A woman must have money and a room of her own if she is to write fiction.
~ Virginia Woolf
This has always been one of my favorite quotes. Not because it’s true, mind you, but because it’s amusing. If it were really true, there would be four, maybe five women in the whole world who had the ingredients necessary to write even flash fiction. Forget writing a novel.
I know a lot of women who write and they work the whole business piecemeal – half an hour here, fifteen minutes there, maybe an hour after the kids go to bed and if they don’t fall asleep on their keyboards before page three. Most of us sneak writing in between loads of laundry and incessant interruptions about Where Things Are. We are the keepers, we gals, and that always manages to come first because the guilt our mothers taught us stuck. Hard.
A room of one’s own? Unless she’s got one of those creepy “safe rooms” that locks hydraulically and requires a secret code to enter, she’ll never find a room no one else feels free to enter. And it doesn’t even matter if she’s got one of those, because no amount of expensive sound-proofing will drown out the pleading on the other side of the wall.
Here’s the thing: I’m not complaining. I generally love interruptions because they mean my house is full of life and love. It’s impossible to get deeply into a story that way, so I schedule my heavy-duty writing time in the early mornings for that very reason. You wouldn’t believe how much I can write in an hour and a half of complete quiet. The rest of the day belongs to other things and plenty of them.
It’s not the room, you see, it’s the silence.
The money thing is shiftier. Sure, I can imagine having enough money to buy time away from work. I think about this often when passing through states with lottery tickets for sale at gas stations (by the way, we’re beginning a state lottery here soon and I’m VERY excited). I’m not much of a math person, but I can wrap my head around the astronomical odds of winning such a thing as enough money to write fiction. It’s fun to think about, but it’s not going to happen. I’m guessing Virginia needed less money back then.
My theory about women and piecemeal writing is that we’ve all found something that fits our interruptible lives – blogging.

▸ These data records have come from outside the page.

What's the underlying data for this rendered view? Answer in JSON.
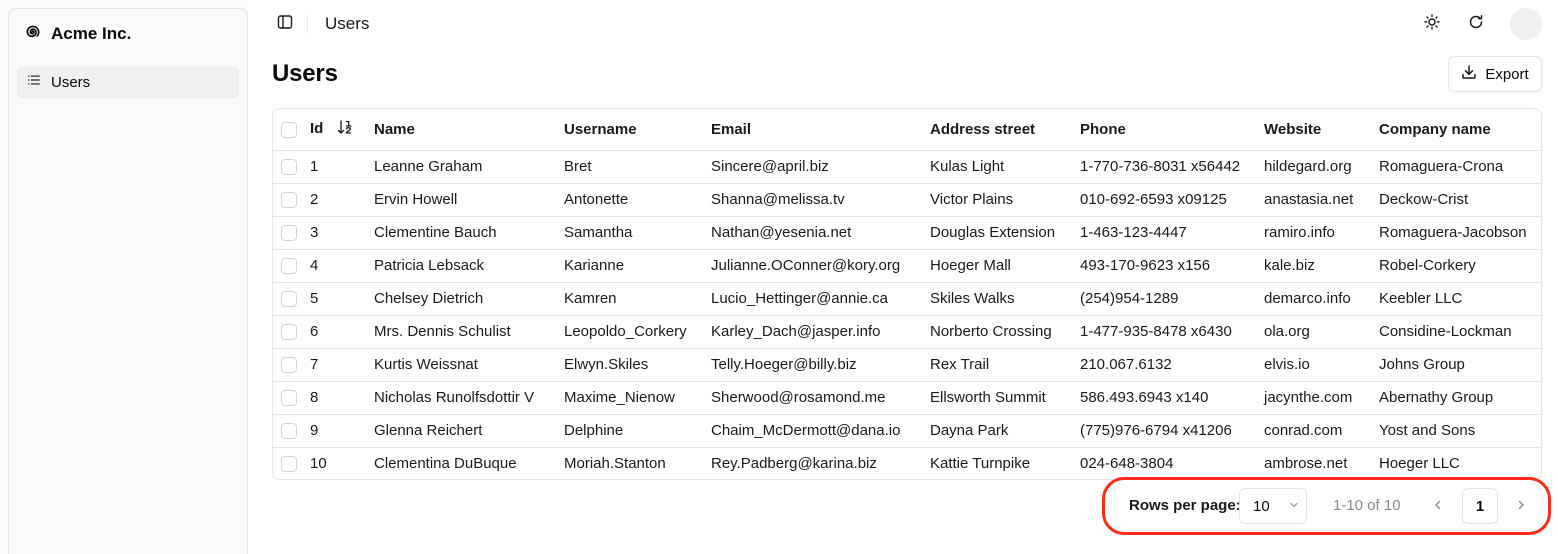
{
  "brand": {
    "name": "Acme Inc."
  },
  "sidebar": {
    "items": [
      {
        "label": "Users",
        "icon": "list-icon"
      }
    ]
  },
  "header": {
    "breadcrumb": "Users"
  },
  "page": {
    "title": "Users",
    "export_label": "Export"
  },
  "table": {
    "columns": [
      "Id",
      "Name",
      "Username",
      "Email",
      "Address street",
      "Phone",
      "Website",
      "Company name"
    ],
    "sort": {
      "column": "Id",
      "direction": "ascending"
    },
    "rows": [
      [
        "1",
        "Leanne Graham",
        "Bret",
        "Sincere@april.biz",
        "Kulas Light",
        "1-770-736-8031 x56442",
        "hildegard.org",
        "Romaguera-Crona"
      ],
      [
        "2",
        "Ervin Howell",
        "Antonette",
        "Shanna@melissa.tv",
        "Victor Plains",
        "010-692-6593 x09125",
        "anastasia.net",
        "Deckow-Crist"
      ],
      [
        "3",
        "Clementine Bauch",
        "Samantha",
        "Nathan@yesenia.net",
        "Douglas Extension",
        "1-463-123-4447",
        "ramiro.info",
        "Romaguera-Jacobson"
      ],
      [
        "4",
        "Patricia Lebsack",
        "Karianne",
        "Julianne.OConner@kory.org",
        "Hoeger Mall",
        "493-170-9623 x156",
        "kale.biz",
        "Robel-Corkery"
      ],
      [
        "5",
        "Chelsey Dietrich",
        "Kamren",
        "Lucio_Hettinger@annie.ca",
        "Skiles Walks",
        "(254)954-1289",
        "demarco.info",
        "Keebler LLC"
      ],
      [
        "6",
        "Mrs. Dennis Schulist",
        "Leopoldo_Corkery",
        "Karley_Dach@jasper.info",
        "Norberto Crossing",
        "1-477-935-8478 x6430",
        "ola.org",
        "Considine-Lockman"
      ],
      [
        "7",
        "Kurtis Weissnat",
        "Elwyn.Skiles",
        "Telly.Hoeger@billy.biz",
        "Rex Trail",
        "210.067.6132",
        "elvis.io",
        "Johns Group"
      ],
      [
        "8",
        "Nicholas Runolfsdottir V",
        "Maxime_Nienow",
        "Sherwood@rosamond.me",
        "Ellsworth Summit",
        "586.493.6943 x140",
        "jacynthe.com",
        "Abernathy Group"
      ],
      [
        "9",
        "Glenna Reichert",
        "Delphine",
        "Chaim_McDermott@dana.io",
        "Dayna Park",
        "(775)976-6794 x41206",
        "conrad.com",
        "Yost and Sons"
      ],
      [
        "10",
        "Clementina DuBuque",
        "Moriah.Stanton",
        "Rey.Padberg@karina.biz",
        "Kattie Turnpike",
        "024-648-3804",
        "ambrose.net",
        "Hoeger LLC"
      ]
    ]
  },
  "pagination": {
    "rows_per_page_label": "Rows per page:",
    "rows_per_page_value": "10",
    "range_text": "1-10 of 10",
    "current_page": "1"
  },
  "colors": {
    "highlight": "#ff2a1a",
    "border": "#e5e5e5",
    "muted_text": "#8a8a8a"
  }
}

Short pieces and instant publishing gratification between dentist appointments and fighting children…no wonder the blogosphere is awash in mommy blogs.
And I say, attagirl.
Maybe all of us aren’t producing Woolf-level fiction, but we get the writing done with a sense of accomplishment and a saucy pop when we hit “publish.” Nothing wrong with that. For heavy-lifting fiction there are always stolen hours late and early. I don’t know about you, but I’m not missing a hug from The Perfect Grandson just to get my head more deeply into a plot. The plot will wait for silent hours, but the boy will be a man in an instant and give his hugging to someone else.
(Note: During the process of writing this post I made two pitchers of iced tea, took one phone call, found a lost book, switched out the laundry, and comforted my daughter. Just so you know.)